My first instinct was to consult with people smarter than I am about rescue, to get their advice. I mentioned what I’d seen to the team at Lulu’s Rescue in Pennsylvania, as well as to Rhonda Beach in Person County. Both immediately expressed serious concern and offered to help find the dogs other fosters and permanent homes.

I next consulted family and friends, who were split on the issue. Some suggested that I keep quiet; these dogs may not be in a perfect place, but at least they’re still alive, and this woman had played a critical role in saving Blue’s life. I owed her a pass. Others urged me to make a phone call immediately, lest my silence lead to innocent dogs suffering further stress or possible harm. I owed the dogs at least that much.

During the previous thirteen years of my life, I’d have ultimately come to a decision by talking things over with my husband. With the divorce, though, our “speaking” had become limited to e-mail exchanges that usually ended by me telling him to go, well, do things that aren’t fit to print here.
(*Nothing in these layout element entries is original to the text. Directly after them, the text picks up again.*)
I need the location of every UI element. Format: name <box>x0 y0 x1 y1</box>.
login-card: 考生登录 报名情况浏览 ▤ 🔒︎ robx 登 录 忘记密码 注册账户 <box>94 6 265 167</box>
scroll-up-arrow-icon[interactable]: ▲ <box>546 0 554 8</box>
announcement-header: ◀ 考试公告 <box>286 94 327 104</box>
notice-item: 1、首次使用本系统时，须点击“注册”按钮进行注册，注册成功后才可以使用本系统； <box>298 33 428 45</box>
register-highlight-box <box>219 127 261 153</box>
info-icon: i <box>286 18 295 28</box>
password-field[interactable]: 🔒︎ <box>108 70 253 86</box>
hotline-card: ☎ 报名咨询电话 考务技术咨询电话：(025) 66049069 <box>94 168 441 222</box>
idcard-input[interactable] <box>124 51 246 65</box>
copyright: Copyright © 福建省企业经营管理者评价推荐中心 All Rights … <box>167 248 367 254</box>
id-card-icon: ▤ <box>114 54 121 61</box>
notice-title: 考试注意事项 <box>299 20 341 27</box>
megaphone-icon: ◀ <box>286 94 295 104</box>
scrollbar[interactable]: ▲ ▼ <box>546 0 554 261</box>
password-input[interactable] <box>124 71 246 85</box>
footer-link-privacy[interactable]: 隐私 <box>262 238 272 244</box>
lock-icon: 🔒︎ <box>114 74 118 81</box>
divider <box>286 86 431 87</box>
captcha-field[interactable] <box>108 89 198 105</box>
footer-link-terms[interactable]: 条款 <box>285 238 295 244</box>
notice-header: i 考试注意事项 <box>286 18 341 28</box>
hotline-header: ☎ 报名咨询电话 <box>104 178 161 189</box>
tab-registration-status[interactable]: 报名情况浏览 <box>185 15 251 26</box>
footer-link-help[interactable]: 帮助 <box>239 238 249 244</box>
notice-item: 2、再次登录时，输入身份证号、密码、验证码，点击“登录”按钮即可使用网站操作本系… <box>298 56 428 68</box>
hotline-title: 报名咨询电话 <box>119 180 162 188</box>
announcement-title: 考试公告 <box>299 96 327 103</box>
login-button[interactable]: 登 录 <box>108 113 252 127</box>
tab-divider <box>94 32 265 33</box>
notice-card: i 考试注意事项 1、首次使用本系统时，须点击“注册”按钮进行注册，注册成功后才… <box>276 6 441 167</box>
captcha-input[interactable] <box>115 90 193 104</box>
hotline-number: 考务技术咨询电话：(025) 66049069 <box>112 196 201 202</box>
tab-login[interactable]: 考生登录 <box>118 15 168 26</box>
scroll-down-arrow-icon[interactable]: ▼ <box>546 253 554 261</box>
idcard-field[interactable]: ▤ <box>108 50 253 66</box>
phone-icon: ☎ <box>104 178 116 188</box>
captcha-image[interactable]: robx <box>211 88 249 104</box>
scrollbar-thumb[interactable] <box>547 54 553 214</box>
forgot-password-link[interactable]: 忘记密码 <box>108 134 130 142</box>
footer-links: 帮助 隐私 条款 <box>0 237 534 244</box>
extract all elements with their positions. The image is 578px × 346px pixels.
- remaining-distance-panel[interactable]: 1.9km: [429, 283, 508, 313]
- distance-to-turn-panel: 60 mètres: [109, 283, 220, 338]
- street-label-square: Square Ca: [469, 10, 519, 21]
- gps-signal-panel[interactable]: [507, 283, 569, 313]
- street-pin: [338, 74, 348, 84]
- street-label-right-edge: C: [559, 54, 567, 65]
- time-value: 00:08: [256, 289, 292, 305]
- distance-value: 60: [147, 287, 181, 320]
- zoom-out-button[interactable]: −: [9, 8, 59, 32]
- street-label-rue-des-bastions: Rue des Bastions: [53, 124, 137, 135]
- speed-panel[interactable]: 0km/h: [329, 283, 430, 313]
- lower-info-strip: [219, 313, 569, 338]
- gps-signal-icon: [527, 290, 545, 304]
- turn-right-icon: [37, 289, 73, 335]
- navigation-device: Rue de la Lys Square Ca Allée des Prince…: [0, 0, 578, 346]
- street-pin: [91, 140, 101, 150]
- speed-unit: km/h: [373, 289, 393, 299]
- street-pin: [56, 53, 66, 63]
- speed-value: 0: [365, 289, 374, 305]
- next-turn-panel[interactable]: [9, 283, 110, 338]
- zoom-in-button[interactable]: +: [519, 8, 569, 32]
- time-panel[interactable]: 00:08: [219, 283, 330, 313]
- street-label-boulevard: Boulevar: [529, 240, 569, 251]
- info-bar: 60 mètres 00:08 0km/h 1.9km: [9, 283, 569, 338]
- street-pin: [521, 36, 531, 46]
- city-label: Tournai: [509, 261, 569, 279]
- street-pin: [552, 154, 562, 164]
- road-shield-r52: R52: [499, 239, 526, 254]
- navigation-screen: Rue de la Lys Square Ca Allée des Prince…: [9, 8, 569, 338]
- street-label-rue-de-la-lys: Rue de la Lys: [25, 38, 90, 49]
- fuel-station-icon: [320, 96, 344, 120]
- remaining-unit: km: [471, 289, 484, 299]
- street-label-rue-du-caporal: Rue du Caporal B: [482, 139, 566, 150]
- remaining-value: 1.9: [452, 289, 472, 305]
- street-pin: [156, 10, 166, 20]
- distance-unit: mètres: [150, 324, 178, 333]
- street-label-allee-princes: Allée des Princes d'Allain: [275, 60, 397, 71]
I tossed and turned in bed, looking over at the empty pillow next to me, and often ended up clicking on the television to ease my insomnia. I found myself watching all-night marathons of “Confessions: Animal Hoarding” on cable. The more I watched, the more I realized that what I’d seen in Turner’s house looked really similar to what I was seeing on the TV. I researched the backgrounds of hoarders and learned that they usually had suffered some kind of severe trauma, which fit Turner’s life story like a puzzle’s key corner piece. I came to understand that reporting someone who appears to be hoarding dogs is actually helping not just the dogs, but also the person. A lot of good people who mean well—as I believed she did—end up trying to save a lot more dogs than they can actually handle.
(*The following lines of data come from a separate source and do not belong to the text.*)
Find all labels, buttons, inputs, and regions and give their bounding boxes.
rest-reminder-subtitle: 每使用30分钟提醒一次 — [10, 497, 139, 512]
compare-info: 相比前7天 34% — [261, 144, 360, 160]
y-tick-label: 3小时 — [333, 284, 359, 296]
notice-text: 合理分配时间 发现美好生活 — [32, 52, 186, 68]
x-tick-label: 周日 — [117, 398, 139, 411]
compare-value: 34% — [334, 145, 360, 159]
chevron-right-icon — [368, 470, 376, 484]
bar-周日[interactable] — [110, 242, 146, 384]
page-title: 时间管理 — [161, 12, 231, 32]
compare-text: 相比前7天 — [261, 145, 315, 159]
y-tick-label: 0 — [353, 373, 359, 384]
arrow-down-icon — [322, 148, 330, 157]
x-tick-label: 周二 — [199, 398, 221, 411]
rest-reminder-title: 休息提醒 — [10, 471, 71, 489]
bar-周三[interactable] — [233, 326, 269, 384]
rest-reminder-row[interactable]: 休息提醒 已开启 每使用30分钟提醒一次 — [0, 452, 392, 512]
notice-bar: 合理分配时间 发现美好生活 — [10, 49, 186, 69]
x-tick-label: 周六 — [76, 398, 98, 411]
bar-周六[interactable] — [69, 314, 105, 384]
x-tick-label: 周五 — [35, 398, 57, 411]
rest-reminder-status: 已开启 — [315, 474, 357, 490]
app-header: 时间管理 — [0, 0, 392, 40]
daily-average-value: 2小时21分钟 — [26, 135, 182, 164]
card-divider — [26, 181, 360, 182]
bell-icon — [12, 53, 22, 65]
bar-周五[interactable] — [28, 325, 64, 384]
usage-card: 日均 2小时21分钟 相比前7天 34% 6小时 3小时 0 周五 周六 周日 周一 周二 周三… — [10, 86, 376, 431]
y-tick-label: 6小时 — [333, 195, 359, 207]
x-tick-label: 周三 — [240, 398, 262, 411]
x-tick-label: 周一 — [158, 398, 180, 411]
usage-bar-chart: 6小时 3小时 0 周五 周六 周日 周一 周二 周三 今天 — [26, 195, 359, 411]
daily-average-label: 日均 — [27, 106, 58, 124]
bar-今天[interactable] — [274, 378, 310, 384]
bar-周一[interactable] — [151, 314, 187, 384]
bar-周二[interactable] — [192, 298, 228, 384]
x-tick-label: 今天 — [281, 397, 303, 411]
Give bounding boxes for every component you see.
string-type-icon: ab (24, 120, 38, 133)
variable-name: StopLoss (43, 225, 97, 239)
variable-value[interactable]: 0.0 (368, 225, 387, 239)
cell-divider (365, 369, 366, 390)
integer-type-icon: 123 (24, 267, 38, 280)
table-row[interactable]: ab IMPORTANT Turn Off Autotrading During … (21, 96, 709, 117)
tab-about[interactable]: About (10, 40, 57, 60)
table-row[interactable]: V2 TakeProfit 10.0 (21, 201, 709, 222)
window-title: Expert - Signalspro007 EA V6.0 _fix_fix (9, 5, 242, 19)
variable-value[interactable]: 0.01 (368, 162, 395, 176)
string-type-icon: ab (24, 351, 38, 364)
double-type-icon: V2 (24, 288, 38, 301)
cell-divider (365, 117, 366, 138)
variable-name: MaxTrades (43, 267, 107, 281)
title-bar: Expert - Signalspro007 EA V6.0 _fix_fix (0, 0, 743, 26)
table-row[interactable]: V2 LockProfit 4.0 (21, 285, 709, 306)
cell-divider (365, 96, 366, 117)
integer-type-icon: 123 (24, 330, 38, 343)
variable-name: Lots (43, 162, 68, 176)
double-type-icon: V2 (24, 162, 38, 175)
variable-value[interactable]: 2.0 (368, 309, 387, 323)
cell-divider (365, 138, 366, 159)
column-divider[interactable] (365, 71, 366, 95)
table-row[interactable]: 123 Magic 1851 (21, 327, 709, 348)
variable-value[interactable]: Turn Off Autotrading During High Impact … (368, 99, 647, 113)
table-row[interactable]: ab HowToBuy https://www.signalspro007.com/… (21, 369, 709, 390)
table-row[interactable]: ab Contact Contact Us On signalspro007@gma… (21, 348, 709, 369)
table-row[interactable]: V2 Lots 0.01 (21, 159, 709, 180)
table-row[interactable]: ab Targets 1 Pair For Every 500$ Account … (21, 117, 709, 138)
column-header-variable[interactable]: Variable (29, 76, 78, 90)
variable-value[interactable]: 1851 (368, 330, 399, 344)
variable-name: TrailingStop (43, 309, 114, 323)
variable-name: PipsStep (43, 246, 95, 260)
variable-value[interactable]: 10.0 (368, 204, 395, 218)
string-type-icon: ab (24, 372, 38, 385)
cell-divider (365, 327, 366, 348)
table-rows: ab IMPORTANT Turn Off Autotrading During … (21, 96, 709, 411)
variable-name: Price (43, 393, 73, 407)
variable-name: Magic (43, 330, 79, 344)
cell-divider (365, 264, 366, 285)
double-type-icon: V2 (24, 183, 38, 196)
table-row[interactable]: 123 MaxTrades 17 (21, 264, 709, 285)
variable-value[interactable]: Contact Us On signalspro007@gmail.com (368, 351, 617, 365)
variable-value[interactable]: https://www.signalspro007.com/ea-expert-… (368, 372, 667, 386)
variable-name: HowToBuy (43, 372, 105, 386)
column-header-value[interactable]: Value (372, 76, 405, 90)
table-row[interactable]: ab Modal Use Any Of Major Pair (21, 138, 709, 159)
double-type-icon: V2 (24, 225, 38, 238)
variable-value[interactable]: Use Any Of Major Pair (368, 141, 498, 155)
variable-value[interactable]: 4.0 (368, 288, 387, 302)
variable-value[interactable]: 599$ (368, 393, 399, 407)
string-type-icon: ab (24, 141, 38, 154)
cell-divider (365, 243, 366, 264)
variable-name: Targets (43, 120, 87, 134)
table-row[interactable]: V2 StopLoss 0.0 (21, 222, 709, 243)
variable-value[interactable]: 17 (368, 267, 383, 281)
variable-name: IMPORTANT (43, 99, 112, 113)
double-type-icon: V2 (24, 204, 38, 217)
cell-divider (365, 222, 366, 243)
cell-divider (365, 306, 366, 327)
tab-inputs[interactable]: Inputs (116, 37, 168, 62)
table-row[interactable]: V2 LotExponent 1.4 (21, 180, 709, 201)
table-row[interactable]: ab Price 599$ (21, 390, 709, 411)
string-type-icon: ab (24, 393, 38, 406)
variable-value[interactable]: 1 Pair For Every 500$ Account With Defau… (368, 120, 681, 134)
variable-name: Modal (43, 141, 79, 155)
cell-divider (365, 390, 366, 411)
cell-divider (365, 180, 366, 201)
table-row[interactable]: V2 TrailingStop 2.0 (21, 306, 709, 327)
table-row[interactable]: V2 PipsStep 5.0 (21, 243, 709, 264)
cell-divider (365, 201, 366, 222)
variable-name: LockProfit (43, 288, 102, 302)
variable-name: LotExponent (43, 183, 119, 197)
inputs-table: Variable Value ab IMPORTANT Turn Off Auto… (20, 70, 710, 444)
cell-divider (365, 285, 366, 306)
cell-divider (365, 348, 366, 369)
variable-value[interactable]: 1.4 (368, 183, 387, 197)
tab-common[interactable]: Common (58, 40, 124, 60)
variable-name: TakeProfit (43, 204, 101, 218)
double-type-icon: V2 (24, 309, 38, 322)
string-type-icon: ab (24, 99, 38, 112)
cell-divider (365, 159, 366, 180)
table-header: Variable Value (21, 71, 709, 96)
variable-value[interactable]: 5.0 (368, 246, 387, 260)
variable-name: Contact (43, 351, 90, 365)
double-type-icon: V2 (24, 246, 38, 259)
I happened to be wading karma-deep in all of this moral vacillation right before the tenth anniversary of the 9/11 terrorist attacks. My home is in the New York City media region, and the authorities were on high alert. The week that I returned from North Carolina, my local television and radio programs were consumed by a marketing campaign that urged citizens to help police avoid another tragedy. Advertisement after advertisement urged: “If you see something, say something.” The phrase began to echo like the chorus of a catchy tune that I could not get out of my mind.

Beyond the question of whether to say anything at all was the question of whom I might actually say something to. My instinct was to make the phone call, but the local authority on the matter was Person County Animal Control. The building was just a few minutes’ drive from Turner’s property, standing at the ready with a gas chamber and a 95-percent kill rate. I didn’t want any of the dogs going right back to that shelter where they’d started, and I could never live with myself if I became the person who caused them to be killed by asphyxiation. I was sure they didn’t deserve to be there or to die that way any more than my boy Blue did.